Thank you very much for your time, and I look forward to your advice!

MSK

 

[DrClaude]

I am a undergraduate sophomore with double majors in microbiology and chemistry. I have been involving in two research laboratories: theoretical physical chemistry (focused on inorganic chemistry & solid-state physics) and pathogenic bacteriology. I actually just started to work in that theoretical chemistry group, which involves a lot of quantum/statistical mechanics and computational/programing methods. I decided to self-study the quantum mechanics first and later dive into statistical mechanics since I think statistical mechanics requires a basic knowledge in QM (please correct me if I am wrong; can I study both of them simultaneously?); I have been searching for the introductory textbooks on QM, such as Griffiths, Susskind, Feynman (Lecture Volume 3), Shankar, Sakurai, Ballentine, Zettili, Townsend, etc. I want to pick two QM introductory textbooks and self-study them. Could you recommend two QM textbooks that complement each other well (i.e. one is very-detailed and another one has a good explanation, etc.)? The price of textbooks is not a problem for me since I have a textbook scholarship. Both my mentor and professor told me that any QM book of my choice will be fine since most of the research in that theoretical physical chemistry group are computational and programming.

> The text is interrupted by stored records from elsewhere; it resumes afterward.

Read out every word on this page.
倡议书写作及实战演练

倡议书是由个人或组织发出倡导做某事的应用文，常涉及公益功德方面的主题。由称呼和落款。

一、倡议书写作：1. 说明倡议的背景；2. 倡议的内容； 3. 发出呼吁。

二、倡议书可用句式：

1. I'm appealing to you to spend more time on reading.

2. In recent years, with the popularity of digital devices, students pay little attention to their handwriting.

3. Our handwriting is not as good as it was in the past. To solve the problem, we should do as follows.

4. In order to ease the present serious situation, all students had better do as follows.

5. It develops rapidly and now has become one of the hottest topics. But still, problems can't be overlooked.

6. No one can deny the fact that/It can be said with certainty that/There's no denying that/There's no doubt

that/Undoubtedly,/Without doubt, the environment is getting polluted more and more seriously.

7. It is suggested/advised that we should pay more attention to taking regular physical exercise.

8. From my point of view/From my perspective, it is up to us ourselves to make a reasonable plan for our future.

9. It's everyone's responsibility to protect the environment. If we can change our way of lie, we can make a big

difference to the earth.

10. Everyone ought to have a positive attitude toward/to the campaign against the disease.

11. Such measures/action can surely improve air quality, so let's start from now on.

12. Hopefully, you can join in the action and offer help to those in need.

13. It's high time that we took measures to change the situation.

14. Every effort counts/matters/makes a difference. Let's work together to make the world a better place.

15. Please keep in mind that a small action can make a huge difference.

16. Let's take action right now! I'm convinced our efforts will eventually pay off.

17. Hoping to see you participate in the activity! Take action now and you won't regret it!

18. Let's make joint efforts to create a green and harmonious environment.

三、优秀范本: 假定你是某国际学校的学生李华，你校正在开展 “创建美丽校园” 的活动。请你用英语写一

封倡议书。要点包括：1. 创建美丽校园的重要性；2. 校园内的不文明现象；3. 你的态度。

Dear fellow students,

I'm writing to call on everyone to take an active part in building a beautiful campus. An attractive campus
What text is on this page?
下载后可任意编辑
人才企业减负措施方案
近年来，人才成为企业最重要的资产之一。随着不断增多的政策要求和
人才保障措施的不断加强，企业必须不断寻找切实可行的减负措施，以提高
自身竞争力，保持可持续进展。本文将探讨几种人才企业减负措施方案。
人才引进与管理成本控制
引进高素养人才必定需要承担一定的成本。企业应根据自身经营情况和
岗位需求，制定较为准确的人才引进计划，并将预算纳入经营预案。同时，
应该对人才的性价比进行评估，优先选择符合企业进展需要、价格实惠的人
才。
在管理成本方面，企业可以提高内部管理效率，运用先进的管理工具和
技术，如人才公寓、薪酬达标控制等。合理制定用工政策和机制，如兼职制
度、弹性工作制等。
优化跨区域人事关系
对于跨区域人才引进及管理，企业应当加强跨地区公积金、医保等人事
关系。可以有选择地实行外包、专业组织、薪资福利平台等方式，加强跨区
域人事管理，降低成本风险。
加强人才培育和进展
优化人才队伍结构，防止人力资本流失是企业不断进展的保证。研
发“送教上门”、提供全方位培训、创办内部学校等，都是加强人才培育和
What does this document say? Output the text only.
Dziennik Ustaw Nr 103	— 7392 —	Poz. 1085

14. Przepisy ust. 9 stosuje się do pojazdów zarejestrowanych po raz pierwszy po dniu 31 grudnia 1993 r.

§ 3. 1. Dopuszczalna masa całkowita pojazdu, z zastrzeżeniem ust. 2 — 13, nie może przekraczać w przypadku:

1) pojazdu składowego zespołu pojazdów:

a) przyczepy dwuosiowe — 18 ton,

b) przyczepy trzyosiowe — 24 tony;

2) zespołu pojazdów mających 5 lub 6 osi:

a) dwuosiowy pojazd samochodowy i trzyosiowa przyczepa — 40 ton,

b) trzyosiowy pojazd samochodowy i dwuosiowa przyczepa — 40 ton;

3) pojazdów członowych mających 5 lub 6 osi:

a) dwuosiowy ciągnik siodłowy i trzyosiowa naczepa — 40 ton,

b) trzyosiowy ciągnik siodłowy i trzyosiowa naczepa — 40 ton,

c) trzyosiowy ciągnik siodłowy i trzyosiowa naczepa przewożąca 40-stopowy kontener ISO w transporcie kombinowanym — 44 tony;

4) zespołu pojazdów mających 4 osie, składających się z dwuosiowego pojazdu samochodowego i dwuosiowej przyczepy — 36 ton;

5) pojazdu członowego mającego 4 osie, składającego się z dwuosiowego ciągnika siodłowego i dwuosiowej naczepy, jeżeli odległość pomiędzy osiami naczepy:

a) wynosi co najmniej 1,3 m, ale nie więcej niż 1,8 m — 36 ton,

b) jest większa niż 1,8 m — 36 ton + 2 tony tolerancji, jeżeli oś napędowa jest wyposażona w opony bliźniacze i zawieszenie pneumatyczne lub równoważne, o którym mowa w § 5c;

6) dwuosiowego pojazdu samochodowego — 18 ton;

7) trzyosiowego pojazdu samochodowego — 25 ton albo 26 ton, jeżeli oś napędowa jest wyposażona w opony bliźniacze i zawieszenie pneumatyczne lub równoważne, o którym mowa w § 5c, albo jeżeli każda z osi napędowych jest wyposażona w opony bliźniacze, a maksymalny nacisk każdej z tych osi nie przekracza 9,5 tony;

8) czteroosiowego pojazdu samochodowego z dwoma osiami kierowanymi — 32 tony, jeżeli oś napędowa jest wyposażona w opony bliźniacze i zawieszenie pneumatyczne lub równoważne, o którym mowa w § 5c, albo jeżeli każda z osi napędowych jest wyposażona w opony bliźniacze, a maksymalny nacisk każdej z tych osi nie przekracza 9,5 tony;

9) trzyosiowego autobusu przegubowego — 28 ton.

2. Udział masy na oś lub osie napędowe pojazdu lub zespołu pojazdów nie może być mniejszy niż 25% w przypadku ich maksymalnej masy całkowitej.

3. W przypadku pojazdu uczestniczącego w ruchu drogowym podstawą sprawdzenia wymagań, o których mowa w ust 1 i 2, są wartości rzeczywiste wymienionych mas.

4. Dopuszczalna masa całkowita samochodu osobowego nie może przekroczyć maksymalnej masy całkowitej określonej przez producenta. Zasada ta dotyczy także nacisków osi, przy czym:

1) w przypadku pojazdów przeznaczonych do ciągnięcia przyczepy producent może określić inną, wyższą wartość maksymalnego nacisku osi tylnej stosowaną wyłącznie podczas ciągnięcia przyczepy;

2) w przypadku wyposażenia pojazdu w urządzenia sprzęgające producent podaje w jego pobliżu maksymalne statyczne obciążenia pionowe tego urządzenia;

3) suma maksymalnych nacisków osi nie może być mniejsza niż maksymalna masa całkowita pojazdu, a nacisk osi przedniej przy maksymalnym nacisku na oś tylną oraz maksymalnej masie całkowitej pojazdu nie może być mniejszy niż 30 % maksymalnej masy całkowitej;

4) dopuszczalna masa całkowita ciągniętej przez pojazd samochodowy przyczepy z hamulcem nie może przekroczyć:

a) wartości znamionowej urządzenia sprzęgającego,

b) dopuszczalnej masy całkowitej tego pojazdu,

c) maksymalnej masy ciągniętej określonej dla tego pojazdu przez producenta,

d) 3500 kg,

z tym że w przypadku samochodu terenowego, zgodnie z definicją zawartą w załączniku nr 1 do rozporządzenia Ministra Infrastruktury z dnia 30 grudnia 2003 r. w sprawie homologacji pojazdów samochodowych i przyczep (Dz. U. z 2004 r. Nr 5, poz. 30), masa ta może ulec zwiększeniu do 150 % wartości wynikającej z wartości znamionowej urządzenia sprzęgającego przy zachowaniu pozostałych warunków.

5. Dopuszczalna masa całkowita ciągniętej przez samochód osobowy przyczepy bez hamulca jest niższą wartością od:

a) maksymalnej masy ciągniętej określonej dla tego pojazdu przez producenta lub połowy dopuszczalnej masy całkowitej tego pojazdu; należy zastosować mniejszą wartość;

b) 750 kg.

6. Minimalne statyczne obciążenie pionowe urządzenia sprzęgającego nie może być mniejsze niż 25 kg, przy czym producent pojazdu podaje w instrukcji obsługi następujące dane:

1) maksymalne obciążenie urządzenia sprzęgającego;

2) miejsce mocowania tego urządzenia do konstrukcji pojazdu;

Some of the books you mention, like Sakurai and Ballentine, are not introductory. You want to start with somthing more basic. Many people like Griffiths' textbook. Considering your background, I would suggest you start with Molecular Quantum Mechanics by Atkins and Friedman, which provides both an introduction to QM and threats molecules in detail, which you won't find in usual introductory QM books. You can complement with Griffiths or my personal favorite, Quantum Mechanics by Cohen-Tannoudji, Diu, and Laloë.

I have a following mathematical background (mostly computational; not proof-based): single-variable and multi-variable calculus (including vector calculus), linear algebra, differential equations (ODE & PDE), and Fourier analysis. I have a good knowledge from Apostol's Calculus Volume 1 but I did not start the Apostol's Calculus Volume 2 yet (planning to start on Winter Break). I am wondering if those mathematical principles are suitable for studying the quantum mechanics.

You will definitely need to know about eigenvalue equations, which is in the second volume of Apostol, but you might have covered it already in Linear Algebra. Otherwise, you have all that you need to start QM.

I will be taking a modern physics course called "Modern Physics: Atomic, Relativistic, and Quantum Mechanics" that uses a textbook called "Modern Physics" by Tipler on next semester. On next year's Fall, I will be taking two courses called "Thermodynamics & Statistical Mechanics" and "Quantum Mechanics I", which use "Fundamentals of Statistical and Thermal Physics" by Reif Waveland and "Modern Quantum Mechanics" by J.J. Sakurai, respectively. Could you also recommend any introductory thermodynamics-statistical mechanics textbook that goes well with Reif's one?

I don't know Waveland's book, but I good basic introduction to the subject is Thermal Physics by Schroeder. And as I said above, Sakurai is an intermediate textbook. It would be good to have some knowledge of QM before tackling Sakurai.

 

[dextercioby]

Cohen-Tannoudji's book has a wealth of information, however the presentation is not linear, with those supplements to what he considers the text's main body which make it hard to read. I'd consider that a reserve option and go for Zettili's text as a main source.